Il y a là en tout cas un paradoxe intéressant. J’avais fait un déplacement avec François Hollande en Amérique latine, et j’avais alors appris que 25 000 Français vivent à Buenos Aires. Nous en avons rencontré quelques-uns : ils adorent l’Argentine, ils s’adaptent, ils sont complètement séduits. Pourtant, le Français est l’opposé en tout point de ce que je viens de décrire. L’Italien, l’Espagnol sont beaucoup plus latins, le Français est plus organisé, avec un recul sur ses stratégies futures.
J’ai énormément d’amis argentins qui ont 40 ans et qui n’ont jamais cotisé pour la retraite. Il y a eu tellement de crises économiques, d’inflation, les banques ont fermé et l’argent a été bloqué. Des choses complètement irrationnelles qui ont donné une nature de vivre constamment dans l’insouciance et dans le présent. Je dis pour cela que l’Argentin est ouvert, spontané, rigolo et amical au premier contact, parce qu’il s’en fiche du moment qu’il a un morceau de viande et qu’il va au stade le dimanche. Même moi, quand j’y retourne, il me prend des colères au bout de trois jours : on essaie sans cesse de me doubler, de me voler, alors qu’en plus je suis argentin. On retrouve certains de ces éléments dans le football : le footballeur argentin est – je ne sais pas si c’est malin – une sorte de mélange de rage, de frustration, de révolte, de magouille.

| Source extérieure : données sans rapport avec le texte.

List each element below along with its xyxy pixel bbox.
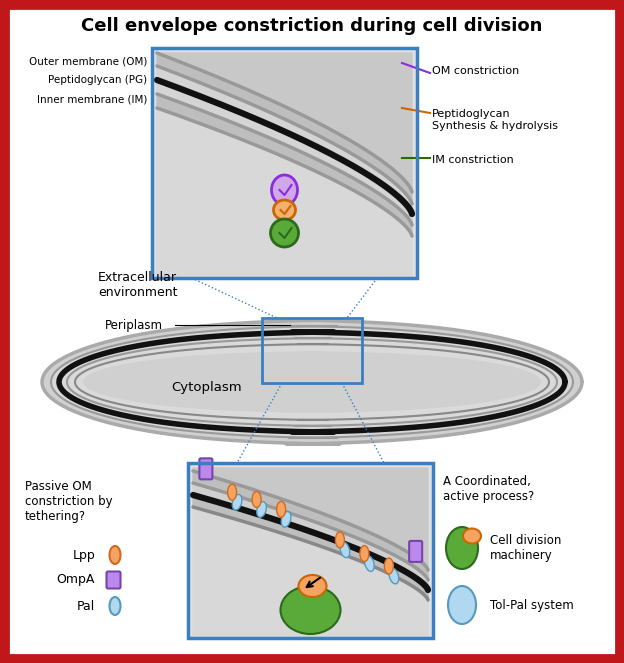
Ellipse shape bbox=[298, 575, 326, 597]
Text: Tol-Pal system: Tol-Pal system bbox=[490, 599, 573, 611]
Text: Lpp: Lpp bbox=[72, 548, 95, 562]
Polygon shape bbox=[193, 495, 428, 600]
Ellipse shape bbox=[384, 558, 393, 574]
Text: Outer membrane (OM): Outer membrane (OM) bbox=[29, 56, 147, 66]
Ellipse shape bbox=[463, 528, 481, 544]
Polygon shape bbox=[193, 507, 428, 638]
Polygon shape bbox=[59, 332, 565, 432]
Text: Inner membrane (IM): Inner membrane (IM) bbox=[37, 94, 147, 104]
Text: Pal: Pal bbox=[77, 599, 95, 613]
Ellipse shape bbox=[252, 491, 261, 507]
Text: Passive OM
constriction by
tethering?: Passive OM constriction by tethering? bbox=[25, 480, 112, 523]
Polygon shape bbox=[157, 66, 412, 214]
Text: Extracellular
environment: Extracellular environment bbox=[98, 271, 177, 299]
Ellipse shape bbox=[364, 556, 374, 572]
Polygon shape bbox=[51, 326, 573, 438]
Polygon shape bbox=[67, 338, 557, 426]
Ellipse shape bbox=[109, 597, 120, 615]
Ellipse shape bbox=[448, 586, 476, 624]
Polygon shape bbox=[84, 352, 540, 412]
Text: Periplasm: Periplasm bbox=[105, 318, 163, 332]
Polygon shape bbox=[84, 352, 540, 412]
Text: Cytoplasm: Cytoplasm bbox=[172, 381, 242, 394]
Polygon shape bbox=[193, 471, 428, 580]
FancyBboxPatch shape bbox=[107, 572, 120, 589]
Polygon shape bbox=[157, 108, 412, 278]
Polygon shape bbox=[42, 320, 582, 444]
Ellipse shape bbox=[281, 511, 291, 527]
Polygon shape bbox=[193, 483, 428, 590]
Bar bbox=[188, 463, 433, 638]
Polygon shape bbox=[75, 344, 549, 420]
Ellipse shape bbox=[271, 175, 298, 205]
Ellipse shape bbox=[270, 219, 298, 247]
Ellipse shape bbox=[273, 200, 296, 220]
Polygon shape bbox=[193, 468, 428, 570]
FancyBboxPatch shape bbox=[200, 458, 212, 479]
Text: A Coordinated,
active process?: A Coordinated, active process? bbox=[443, 475, 534, 503]
Ellipse shape bbox=[360, 546, 369, 562]
Ellipse shape bbox=[257, 502, 266, 517]
Ellipse shape bbox=[232, 495, 242, 510]
Ellipse shape bbox=[281, 586, 341, 634]
Ellipse shape bbox=[228, 484, 236, 501]
Polygon shape bbox=[157, 80, 412, 225]
Text: Cell envelope constriction during cell division: Cell envelope constriction during cell d… bbox=[81, 17, 543, 35]
Bar bbox=[262, 318, 362, 383]
Bar bbox=[152, 48, 417, 278]
Polygon shape bbox=[157, 53, 412, 192]
Text: Peptidoglycan
Synthesis & hydrolysis: Peptidoglycan Synthesis & hydrolysis bbox=[432, 109, 558, 131]
Ellipse shape bbox=[336, 532, 344, 548]
Bar bbox=[152, 48, 417, 278]
Text: OmpA: OmpA bbox=[57, 573, 95, 587]
Polygon shape bbox=[157, 53, 412, 204]
Ellipse shape bbox=[446, 527, 478, 569]
Text: Cell division
machinery: Cell division machinery bbox=[490, 534, 562, 562]
Ellipse shape bbox=[276, 501, 286, 517]
Polygon shape bbox=[157, 94, 412, 236]
Ellipse shape bbox=[109, 546, 120, 564]
Ellipse shape bbox=[340, 542, 349, 558]
Text: Peptidoglycan (PG): Peptidoglycan (PG) bbox=[48, 75, 147, 85]
Ellipse shape bbox=[389, 568, 399, 584]
Bar bbox=[188, 463, 433, 638]
Text: OM constriction: OM constriction bbox=[432, 66, 519, 76]
FancyBboxPatch shape bbox=[409, 541, 422, 562]
Text: IM constriction: IM constriction bbox=[432, 155, 514, 165]
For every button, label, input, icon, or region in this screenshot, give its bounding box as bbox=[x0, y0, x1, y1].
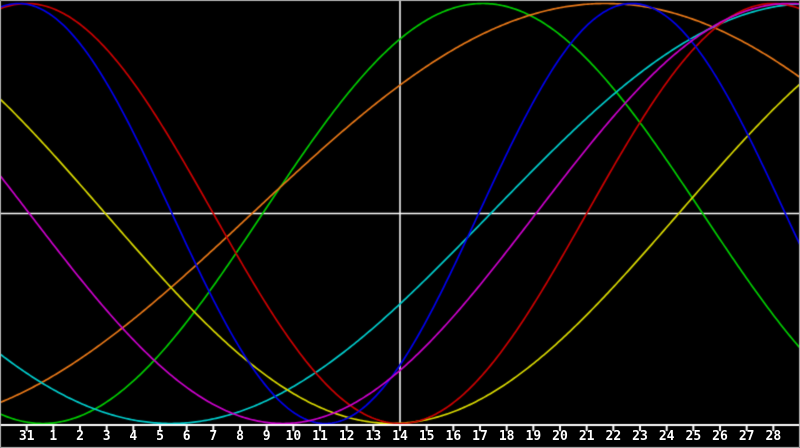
chart-canvas bbox=[0, 0, 800, 448]
biorhythm-chart: 31 1 2 3 4 5 6 7 8 9 10 11 12 13 14 15 16 17 18 19 20 21 22 23 2… bbox=[0, 0, 800, 448]
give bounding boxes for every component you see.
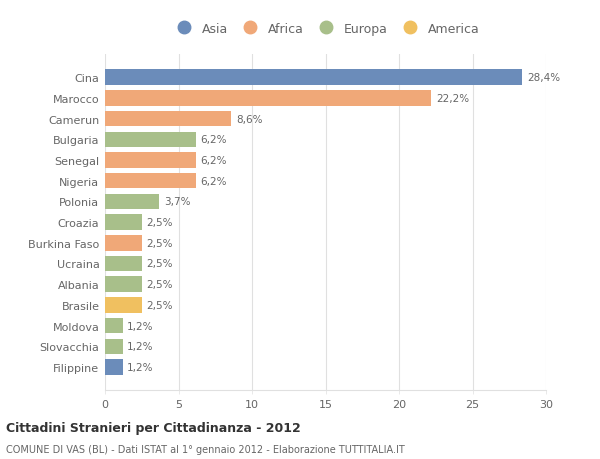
- Text: 8,6%: 8,6%: [236, 114, 262, 124]
- Text: 22,2%: 22,2%: [436, 94, 469, 104]
- Bar: [105, 174, 196, 189]
- Text: 6,2%: 6,2%: [200, 176, 227, 186]
- Legend: Asia, Africa, Europa, America: Asia, Africa, Europa, America: [167, 18, 484, 41]
- Text: 2,5%: 2,5%: [146, 300, 173, 310]
- Bar: [105, 194, 160, 210]
- Bar: [105, 153, 196, 168]
- Bar: [105, 256, 142, 272]
- Text: 2,5%: 2,5%: [146, 280, 173, 290]
- Bar: [105, 235, 142, 251]
- Text: COMUNE DI VAS (BL) - Dati ISTAT al 1° gennaio 2012 - Elaborazione TUTTITALIA.IT: COMUNE DI VAS (BL) - Dati ISTAT al 1° ge…: [6, 444, 405, 454]
- Bar: [105, 132, 196, 148]
- Text: Cittadini Stranieri per Cittadinanza - 2012: Cittadini Stranieri per Cittadinanza - 2…: [6, 421, 301, 434]
- Text: 6,2%: 6,2%: [200, 156, 227, 166]
- Text: 28,4%: 28,4%: [527, 73, 560, 83]
- Text: 1,2%: 1,2%: [127, 321, 154, 331]
- Text: 2,5%: 2,5%: [146, 218, 173, 228]
- Bar: [105, 91, 431, 106]
- Text: 2,5%: 2,5%: [146, 238, 173, 248]
- Text: 1,2%: 1,2%: [127, 341, 154, 352]
- Bar: [105, 339, 122, 354]
- Bar: [105, 215, 142, 230]
- Bar: [105, 297, 142, 313]
- Bar: [105, 70, 523, 86]
- Bar: [105, 112, 232, 127]
- Bar: [105, 359, 122, 375]
- Text: 3,7%: 3,7%: [164, 197, 190, 207]
- Text: 2,5%: 2,5%: [146, 259, 173, 269]
- Text: 6,2%: 6,2%: [200, 135, 227, 145]
- Text: 1,2%: 1,2%: [127, 362, 154, 372]
- Bar: [105, 277, 142, 292]
- Bar: [105, 318, 122, 334]
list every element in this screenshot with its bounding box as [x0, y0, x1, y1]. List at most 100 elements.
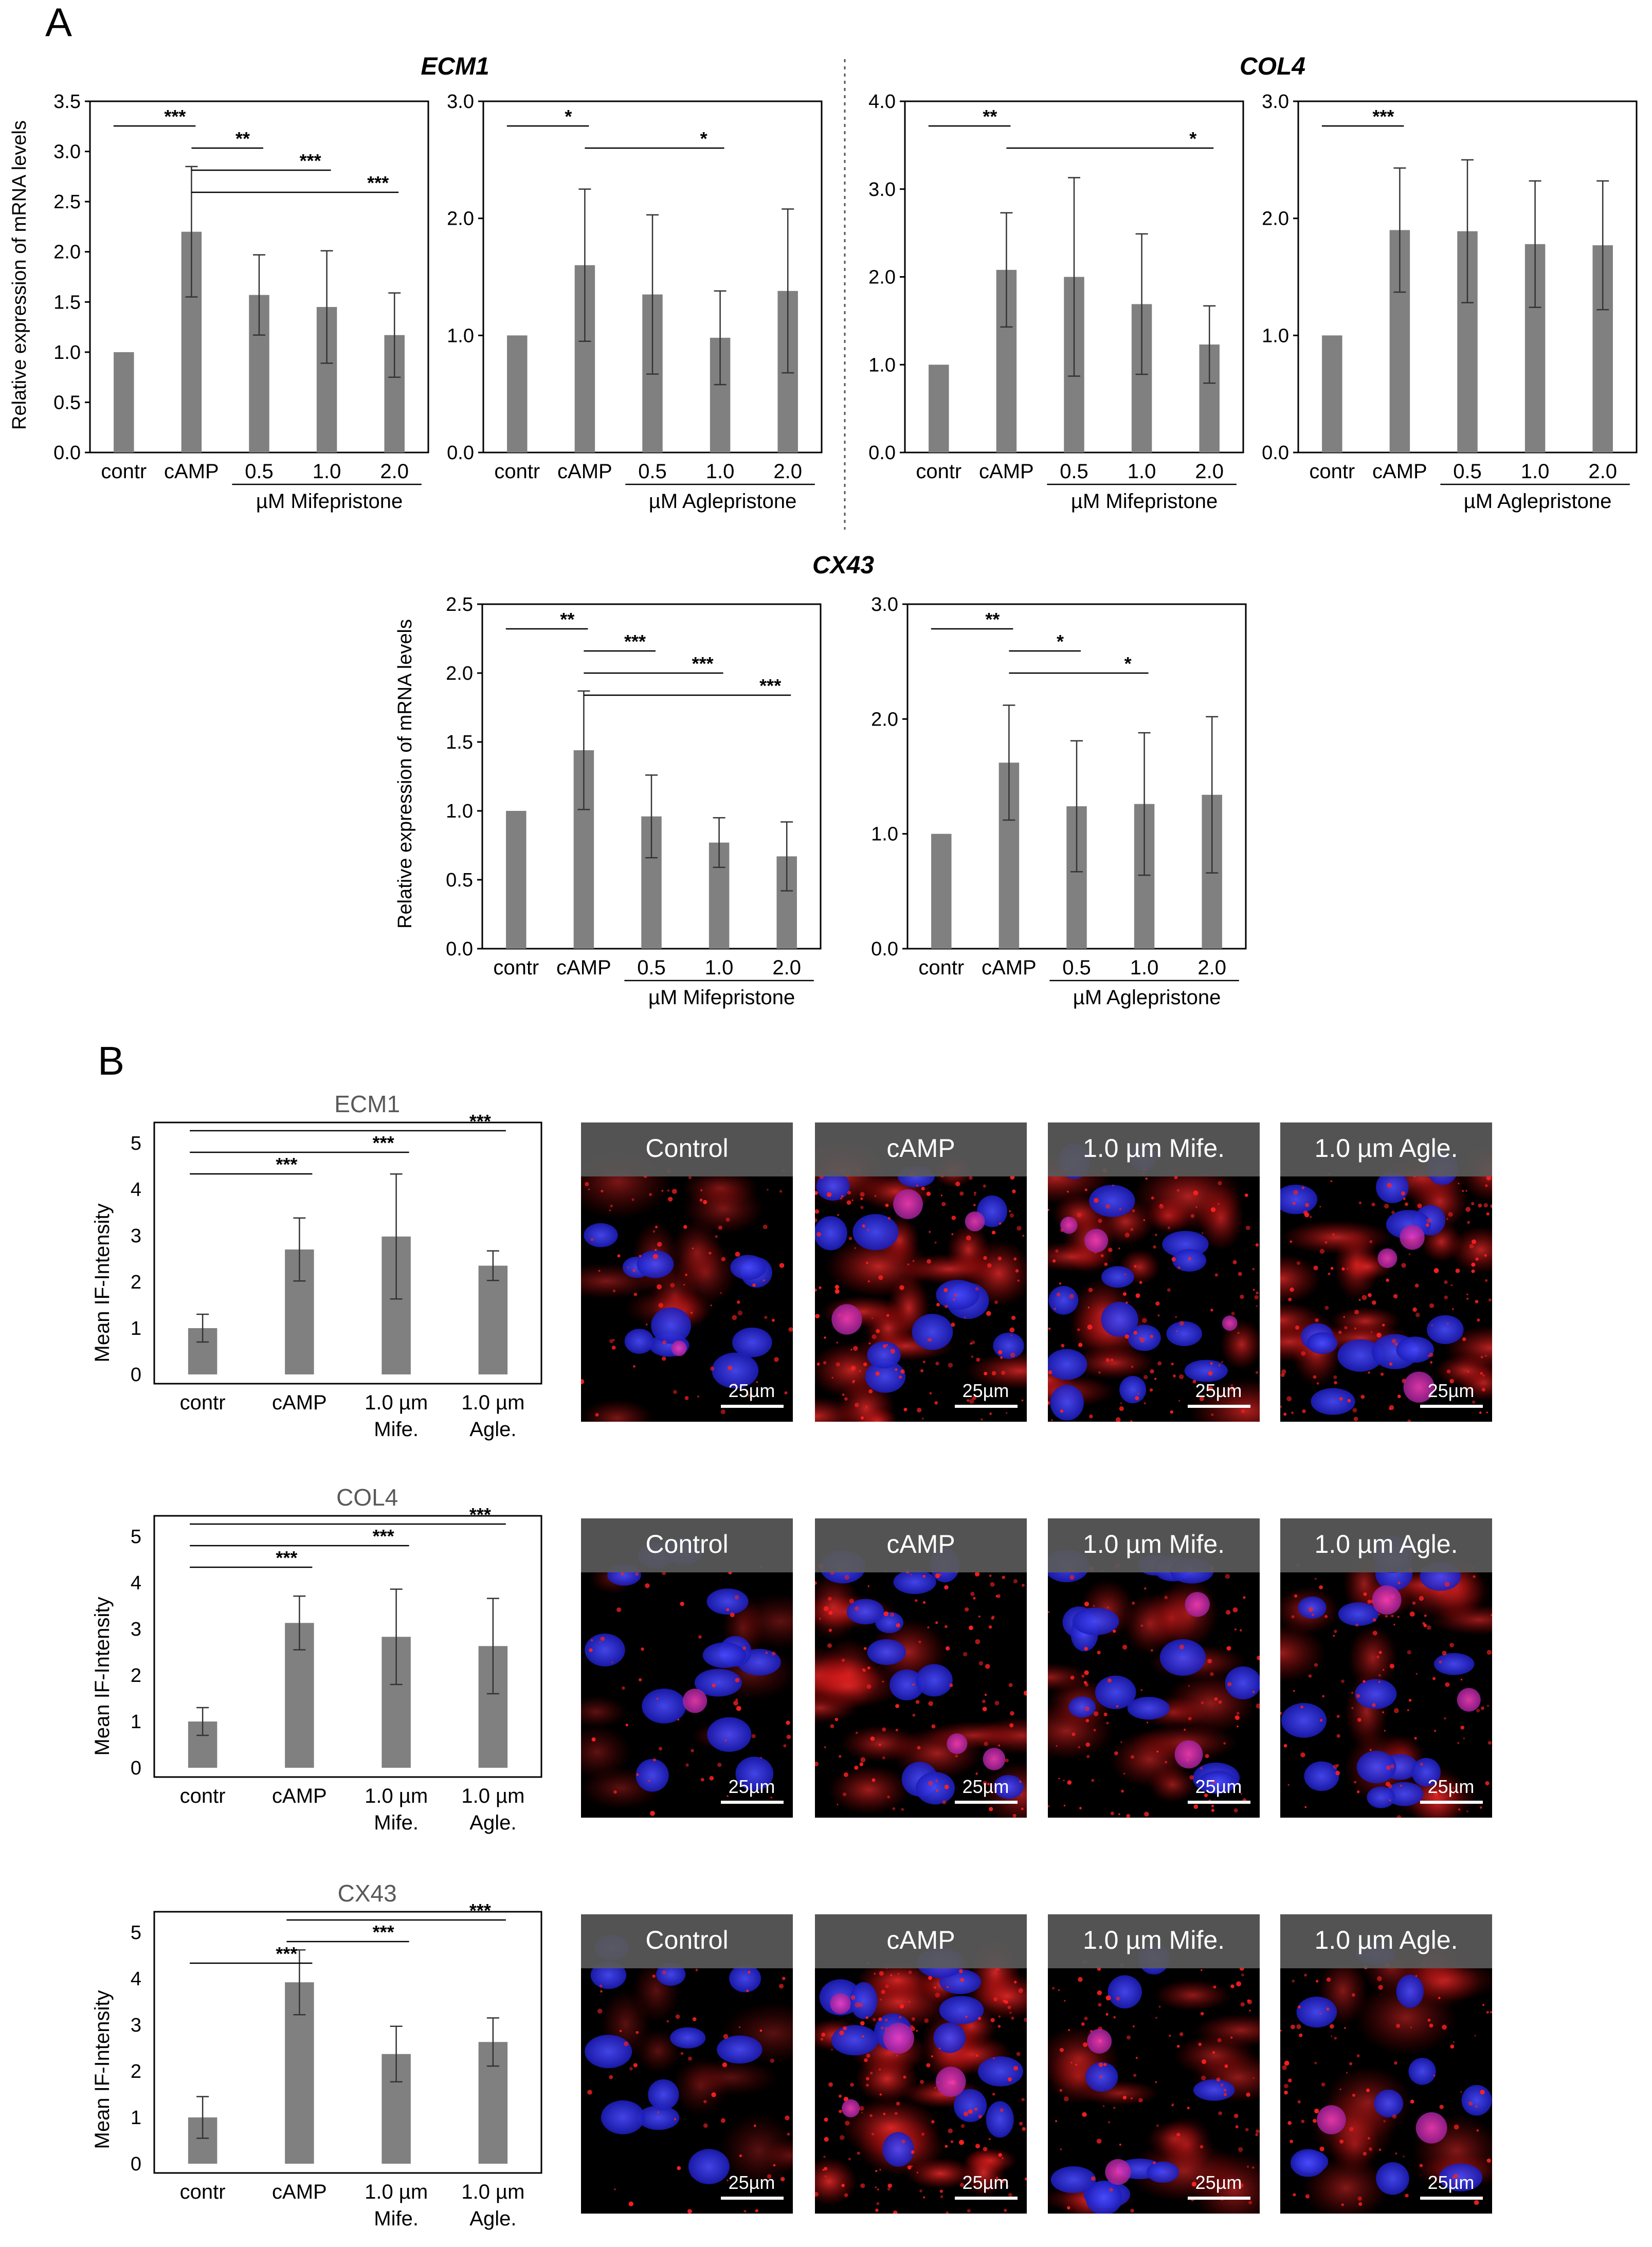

Quel regard portez-vous, enfin, sur le processus de renégociation de la dette de l’Argentine avec ce que l’on appelle les « fonds vautours » ?
Omar da Fonseca – C’est de la spéculation négative. Ils rachètent les dettes des États qui ne peuvent pas payer et exigent ensuite les sommes avec des intérêts astronomiques. M. Macri a passé un accord avec eux, là où Cristina Kirchner avait refusé et disait qu’elle avait été très dure. M. Macri a plutôt le discours selon lequel l’Argentine doit revenir dans le marché international, avant notamment le prochain G20 à Buenos Aires.
Le 11 juillet 2017.
- [1] En 2009, l’ex-présidente Cristina Kirchner lance l’initiative « Football pour tous », destinée à permettre aux Argentins de voir gratuitement et sans abonnement les rencontres du championnat national de football. Depuis, l’État argentin finance ainsi le football par l’achat de droits TV. Début 2017, le président Mauricio Macri a annoncé vouloir revenir sur cette mesure.
- [2] NDLR : Organisation politico-militaire argentine de gauche active entre 1970 et 1979 et pratiquant la lutte armée, visant notamment au retour du général Juan Domingo Perón au pouvoir et à la construction d’une nation socialiste.